Federica Sorrentino
«Mio padre è quel signore che in un filmato Rai ormai passato alla storia, il giorno della vittoria del primo scudetto del Napoli, a fine partita scappa negli spogliatoi inseguito da Giampiero Galeazzi che lo sovrasta brandendo un microfono. Sugli spalti novantamila napoletani cantano la loro gioia, e lui, occhi bassi e passo veloce, si limita a dire: “Abbiamo fatto un buon lavoro. Sono soddisfatto”. Stop.» E’ uno dei passaggi dell’autobiografia di Ottavio Bianchi, l’allenatore che guidò il Napoli di Maradona al primo, storico scudetto, raccolta dalla figlia Camilla, giornalista, nel libro “Sopra il Vulcano. Il campo, lo scudetto, la vita”, con la prefazione di Gianni Mura. Schivo, riservato e umile, Ottavio Bianchi descrive sé stesso e la sua esperienza nel mondo del calcio.
Quattro anni da allenatore del Napoli dal 1985 al 1989. Si usa dire “essere alle falde del Vesuvio”, ma il titolo della sua autobiografia recita “Sopra il vulcano”. E’ un riferimento a Maradona, croce e delizia di quell’avventura in panchina?
Il titolo del libro è nato da una intuizione di Gianni Mura. Nessun riferimento a Napoli o chicchessia, ma solo alla mia carriera, da calciatore e allenatore, abbastanza movimentata, sia per gli incidenti sia per i posti dove ho lavorato. Comunque, una carriera di grandi soddisfazioni e sacrifici.
Altri al suo posto avrebbero potuto vivere di gloria riflessa per avere regalato il primo scudetto della storia alla città di Napoli.

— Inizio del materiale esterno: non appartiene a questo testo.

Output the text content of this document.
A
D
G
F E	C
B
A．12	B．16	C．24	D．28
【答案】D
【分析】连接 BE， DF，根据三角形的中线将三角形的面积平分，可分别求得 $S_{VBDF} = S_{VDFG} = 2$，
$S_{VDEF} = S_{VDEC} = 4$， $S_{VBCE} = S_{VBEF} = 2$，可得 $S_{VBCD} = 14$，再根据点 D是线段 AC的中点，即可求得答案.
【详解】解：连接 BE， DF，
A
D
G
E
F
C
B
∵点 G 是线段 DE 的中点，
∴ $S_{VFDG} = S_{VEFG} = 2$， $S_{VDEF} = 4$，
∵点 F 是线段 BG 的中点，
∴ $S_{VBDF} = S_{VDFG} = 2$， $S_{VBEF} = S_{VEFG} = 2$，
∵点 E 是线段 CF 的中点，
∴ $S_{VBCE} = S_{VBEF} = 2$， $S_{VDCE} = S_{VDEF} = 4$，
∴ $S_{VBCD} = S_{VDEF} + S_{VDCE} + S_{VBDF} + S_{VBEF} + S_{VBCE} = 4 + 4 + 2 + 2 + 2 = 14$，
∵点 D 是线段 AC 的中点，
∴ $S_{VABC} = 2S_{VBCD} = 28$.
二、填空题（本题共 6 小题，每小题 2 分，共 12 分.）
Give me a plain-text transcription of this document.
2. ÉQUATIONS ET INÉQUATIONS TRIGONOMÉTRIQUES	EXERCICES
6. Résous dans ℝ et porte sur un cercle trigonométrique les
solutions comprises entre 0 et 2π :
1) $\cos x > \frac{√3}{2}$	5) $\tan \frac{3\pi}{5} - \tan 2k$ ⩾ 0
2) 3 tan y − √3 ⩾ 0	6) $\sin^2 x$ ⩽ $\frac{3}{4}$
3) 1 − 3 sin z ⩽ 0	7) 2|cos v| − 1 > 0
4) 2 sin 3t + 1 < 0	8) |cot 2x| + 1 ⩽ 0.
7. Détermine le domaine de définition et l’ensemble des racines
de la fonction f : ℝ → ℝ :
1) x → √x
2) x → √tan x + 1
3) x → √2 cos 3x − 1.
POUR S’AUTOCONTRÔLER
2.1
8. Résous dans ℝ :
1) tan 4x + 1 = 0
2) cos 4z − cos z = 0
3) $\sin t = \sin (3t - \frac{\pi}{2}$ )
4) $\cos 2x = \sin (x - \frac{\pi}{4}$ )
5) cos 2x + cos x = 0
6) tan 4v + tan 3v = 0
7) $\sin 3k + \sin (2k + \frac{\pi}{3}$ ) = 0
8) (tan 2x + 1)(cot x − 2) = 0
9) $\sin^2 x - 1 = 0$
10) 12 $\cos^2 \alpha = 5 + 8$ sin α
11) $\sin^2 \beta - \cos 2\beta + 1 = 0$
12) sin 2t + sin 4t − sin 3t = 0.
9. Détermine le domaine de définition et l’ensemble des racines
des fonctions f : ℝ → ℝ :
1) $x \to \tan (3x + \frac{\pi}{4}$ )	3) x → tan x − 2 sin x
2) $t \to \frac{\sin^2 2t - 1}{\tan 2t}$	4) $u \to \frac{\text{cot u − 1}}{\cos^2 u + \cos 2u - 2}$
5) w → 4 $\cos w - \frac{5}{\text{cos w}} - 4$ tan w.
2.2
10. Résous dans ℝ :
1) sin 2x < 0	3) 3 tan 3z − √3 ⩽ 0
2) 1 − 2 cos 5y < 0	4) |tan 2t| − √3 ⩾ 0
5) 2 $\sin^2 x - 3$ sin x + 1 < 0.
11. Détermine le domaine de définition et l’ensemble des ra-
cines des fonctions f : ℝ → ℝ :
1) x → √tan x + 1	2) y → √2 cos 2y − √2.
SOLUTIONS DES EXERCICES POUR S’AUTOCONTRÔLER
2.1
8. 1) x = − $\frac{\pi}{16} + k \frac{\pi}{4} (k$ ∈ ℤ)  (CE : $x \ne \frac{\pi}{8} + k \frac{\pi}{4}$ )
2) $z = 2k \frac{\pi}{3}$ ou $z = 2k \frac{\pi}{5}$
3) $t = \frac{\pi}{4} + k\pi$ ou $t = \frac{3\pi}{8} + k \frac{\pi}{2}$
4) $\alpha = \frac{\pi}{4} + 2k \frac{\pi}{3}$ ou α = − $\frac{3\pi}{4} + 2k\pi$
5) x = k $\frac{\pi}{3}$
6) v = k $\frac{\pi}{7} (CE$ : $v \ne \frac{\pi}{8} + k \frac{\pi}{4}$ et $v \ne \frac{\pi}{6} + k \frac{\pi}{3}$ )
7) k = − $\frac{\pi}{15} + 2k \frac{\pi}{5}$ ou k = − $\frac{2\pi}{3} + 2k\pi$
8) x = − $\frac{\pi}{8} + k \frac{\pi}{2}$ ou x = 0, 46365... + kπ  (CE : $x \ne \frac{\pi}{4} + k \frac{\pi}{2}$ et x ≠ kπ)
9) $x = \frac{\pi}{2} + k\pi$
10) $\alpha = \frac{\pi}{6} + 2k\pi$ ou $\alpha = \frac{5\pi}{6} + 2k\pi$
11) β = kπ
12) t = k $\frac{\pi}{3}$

Invece ha prevalso la sua riservatezza. Con i partenopei aveva giocato per cinque stagioni. Qual è il ricordo più bello della sua esperienza nel capoluogo campano, dove pur fece ritorno nella prima metà degli anni 90?
Ricordi belli di Napoli ce ne sono moltissimi, in particolare riferiti ai rapporti con i miei compagni di squadra e gli addetti della società. Allora ci si frequentava con le famiglie e i bambini, anche il fuoricampo era molto sentito. Da allenatore è stata una vita completamente diversa, avendo la responsabilità della gestione della squadra.
Lei ha scelto di non allenare più prima dei 60 anni. Cosa l’ha convinta a lasciare il mondo del calcio?
Ho cominciato da piccolo a giocare a calcio e ho frequentato tutte le zone d’Italia, da calciatore, allenatore e dirigente. Ho smesso sempre quando mi costava sacrificio andare sul posto di lavoro, ovvero quando mi sono accorto che non mi divertivo più.